Multiple Field Values
Note: In this example, Field 1 has had the option Single field value cleared and a maximum of 3 values has been configured. (See “Content Field, Extract a Multi-Line Address” for an example on how to use the option Single field value.)
- Create a text file using your preferred text editor software.
- The text file needs a header which defines the information in the rest of the file. See “Bulk Image Import File Format” on page 847 for more information on this file format. The first item on the line is the Index Set number. Next are the three Index fields Field 1, Field 2 and Field 3. A comma separates the items. The last item on the line is the name of the file. To define this, enter the first line of the text file:
"[Index set number]","Field 1","Field 2","Field 3","[Filename]"
- Next, list the Index values you want stored in the Index Fields Field 1, Field 2 and Field 3 for Index Set 1. Do this for file1 and file2.

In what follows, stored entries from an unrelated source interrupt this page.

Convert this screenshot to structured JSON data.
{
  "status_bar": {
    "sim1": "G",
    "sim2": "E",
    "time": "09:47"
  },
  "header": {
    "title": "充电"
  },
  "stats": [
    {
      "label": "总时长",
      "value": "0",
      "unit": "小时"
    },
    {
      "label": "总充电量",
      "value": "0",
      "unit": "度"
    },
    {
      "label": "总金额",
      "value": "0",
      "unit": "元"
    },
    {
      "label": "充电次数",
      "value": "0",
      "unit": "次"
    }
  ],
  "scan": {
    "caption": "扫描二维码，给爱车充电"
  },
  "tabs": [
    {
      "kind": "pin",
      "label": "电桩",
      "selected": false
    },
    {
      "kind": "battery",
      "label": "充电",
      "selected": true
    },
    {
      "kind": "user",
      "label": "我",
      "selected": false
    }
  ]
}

- Field 1 supports multiple values, so you need to repeat the entry but with the other values. So to give Field 1 the values 37, 38 and 39 for file3.

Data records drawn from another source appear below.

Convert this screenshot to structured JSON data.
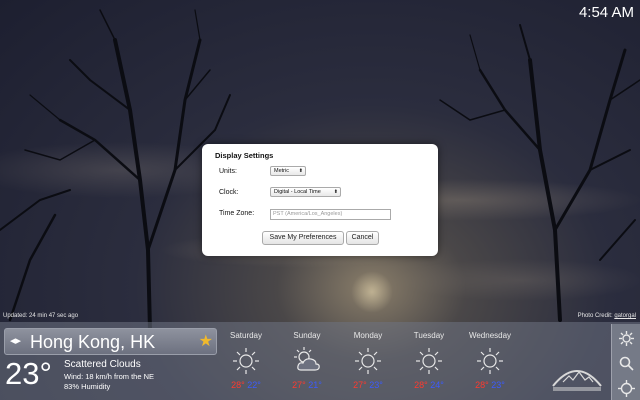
{
  "clock": "4:54 AM",
  "updated": "Updated: 24 min 47 sec ago",
  "photo_credit_prefix": "Photo Credit: ",
  "photo_credit_user": "gatorgal",
  "dialog": {
    "title": "Display Settings",
    "units_label": "Units:",
    "units_value": "Metric",
    "clock_label": "Clock:",
    "clock_value": "Digital - Local Time",
    "tz_label": "Time Zone:",
    "tz_placeholder": "PST (America/Los_Angeles)",
    "save_label": "Save My Preferences",
    "cancel_label": "Cancel"
  },
  "current": {
    "city": "Hong Kong, HK",
    "temp": "23°",
    "condition": "Scattered Clouds",
    "wind": "Wind: 18 km/h from the NE",
    "humidity": "83% Humidity"
  },
  "forecast": [
    {
      "day": "Saturday",
      "icon": "sun-icon",
      "high": "28°",
      "low": "22°"
    },
    {
      "day": "Sunday",
      "icon": "partly-cloudy-icon",
      "high": "27°",
      "low": "21°"
    },
    {
      "day": "Monday",
      "icon": "sun-icon",
      "high": "27°",
      "low": "23°"
    },
    {
      "day": "Tuesday",
      "icon": "sun-icon",
      "high": "28°",
      "low": "24°"
    },
    {
      "day": "Wednesday",
      "icon": "sun-icon",
      "high": "28°",
      "low": "23°"
    }
  ],
  "colors": {
    "high": "#ff3a2e",
    "low": "#3b5bff",
    "star": "#f0b92c"
  }
}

- Notice that Field 2 and Field 3 have just a single Index value.
- When you have finished listing the index values and files, save the text file with an appropriate name (according to what was defined in the Watched Folder Options).
- Copy (or move) the file1, file2 and file3 to the Watched Folder.

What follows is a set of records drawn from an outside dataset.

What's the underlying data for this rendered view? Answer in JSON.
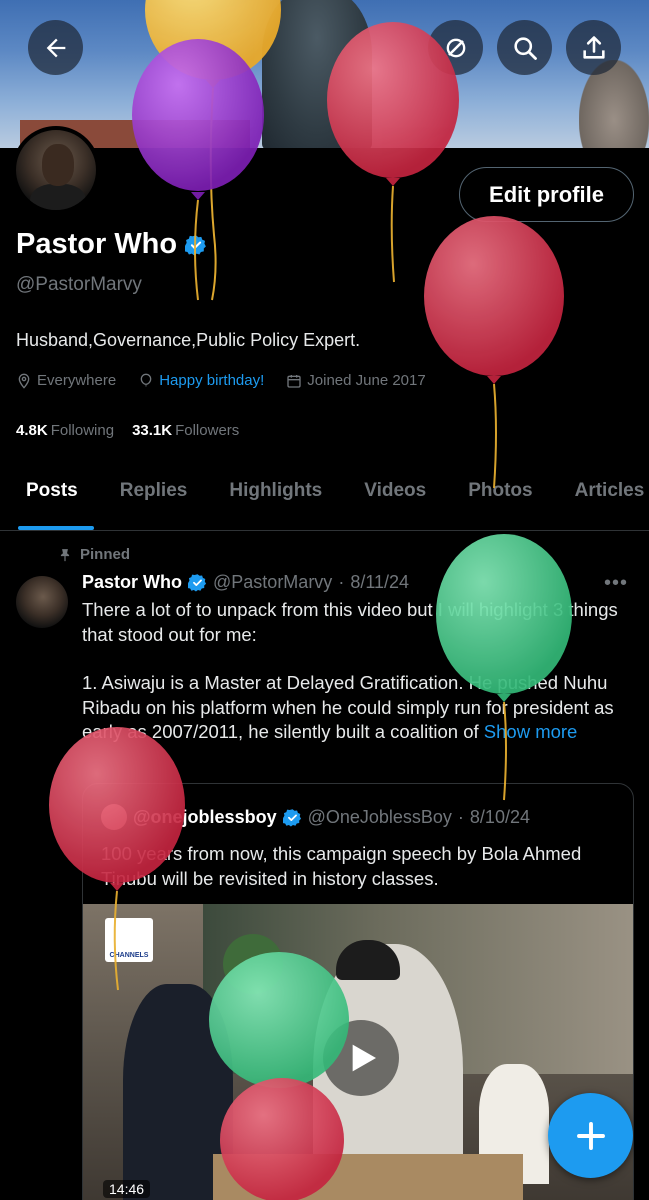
{
  "header": {
    "back_label": "Back",
    "grok_label": "Grok",
    "search_label": "Search",
    "share_label": "Share"
  },
  "profile": {
    "display_name": "Pastor Who",
    "handle": "@PastorMarvy",
    "bio": "Husband,Governance,Public Policy Expert.",
    "location": "Everywhere",
    "birthday": "Happy birthday!",
    "joined": "Joined June 2017",
    "following_count": "4.8K",
    "following_label": "Following",
    "followers_count": "33.1K",
    "followers_label": "Followers",
    "edit_label": "Edit profile"
  },
  "tabs": [
    {
      "label": "Posts",
      "active": true
    },
    {
      "label": "Replies",
      "active": false
    },
    {
      "label": "Highlights",
      "active": false
    },
    {
      "label": "Videos",
      "active": false
    },
    {
      "label": "Photos",
      "active": false
    },
    {
      "label": "Articles",
      "active": false
    }
  ],
  "post": {
    "pinned_label": "Pinned",
    "name": "Pastor Who",
    "handle": "@PastorMarvy",
    "sep": "·",
    "date": "8/11/24",
    "more": "•••",
    "paragraph1": "There a lot of to unpack from this video but I will highlight 3 things that stood out for me:",
    "paragraph2": "1. Asiwaju is a Master at Delayed Gratification. He pushed Nuhu Ribadu on his platform when he could simply run for president as early as 2007/2011, he silently built a coalition of",
    "show_more": "Show more"
  },
  "quote": {
    "name": "@onejoblessboy",
    "handle": "@OneJoblessBoy",
    "sep": "·",
    "date": "8/10/24",
    "text": "100 years from now, this campaign speech by Bola Ahmed Tinubu will be revisited in history classes.",
    "video_duration": "14:46",
    "channel_label": "CHANNELS"
  },
  "colors": {
    "accent": "#1d9bf0",
    "background": "#000000",
    "muted": "#71767b",
    "balloon_yellow": "#f6c544",
    "balloon_purple": "#a43fd8",
    "balloon_red": "#e2465e",
    "balloon_green": "#56d497"
  }
}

- When you are ready to begin importing and Indexing the images, copy the text file you created to the same location.
- The file1, file2, file3 and the text file are removed from the Watched Folder. To check the files have been imported and Indexed successfully, open Searching Client and select the appropriate Search Template. Search for the files you have just imported and Indexed to make sure they have been stored on DataStore®DSX.
Event Log Message
In the above example, Field 1 has been configured to have multiple Index values. However, if Field 1 was configured incorrectly, with Single field value left selected, the following errors would be seen in the Event Log:
Discarding value "38" for field "Field 1" because the maximum value count of
1 has been reached.
Discarding value "39" for field "Field 1" because the maximum value count of
1 has been reached.
In this case, only the first value, 37, is used to Index Field 1.
It is possible to perform conversions on files in Automated Indexing Watched Folders before they are Indexed and Stored. Currently, two types of pre-conversion are supported – Unicon and Encoding. Unicon is a product from Mitratech which runs scripts for converting files. Encoding defines the type of encoding used so DataStore®DSX can convert the files in the Watched Folder to UTF-8 encoding prior to importing, indexing and saving the files in the watched folder.
Note: Mis-configuration of these settings can result in the files imported and Indexed via watched folders being corrupted.
Unicon and Encoding Pre-Conversions
Note: These options are only available when no Image import options are set.
In the Pre-conversion configuration section, select the required pre-conversions from the list of available pre-conversions in the drop-down list, then click the green Add button to add them to the list.
- UniconPreConversion – Unicon is a separate product from Mitratech that can perform transformations on text data. If you have a Unicon script available which you want to use, select this option and enter the path and script name. For example, C:\unicon-script- file.scr:
- EncodingPreConversion – If the files to be imported are not in UTF-8 encoding, enter the code page number for the encoding used. The default is 1252 (ANSI encoding).
Note: Failure to enter the correct code page number may result in some characters not being stored accurately.
It is possible to configure one Unicon script and one Encoding (code page) number. You can change the order in which these pre-conversions are applied by selecting a pre-conversion and using the up and down arrows to move it.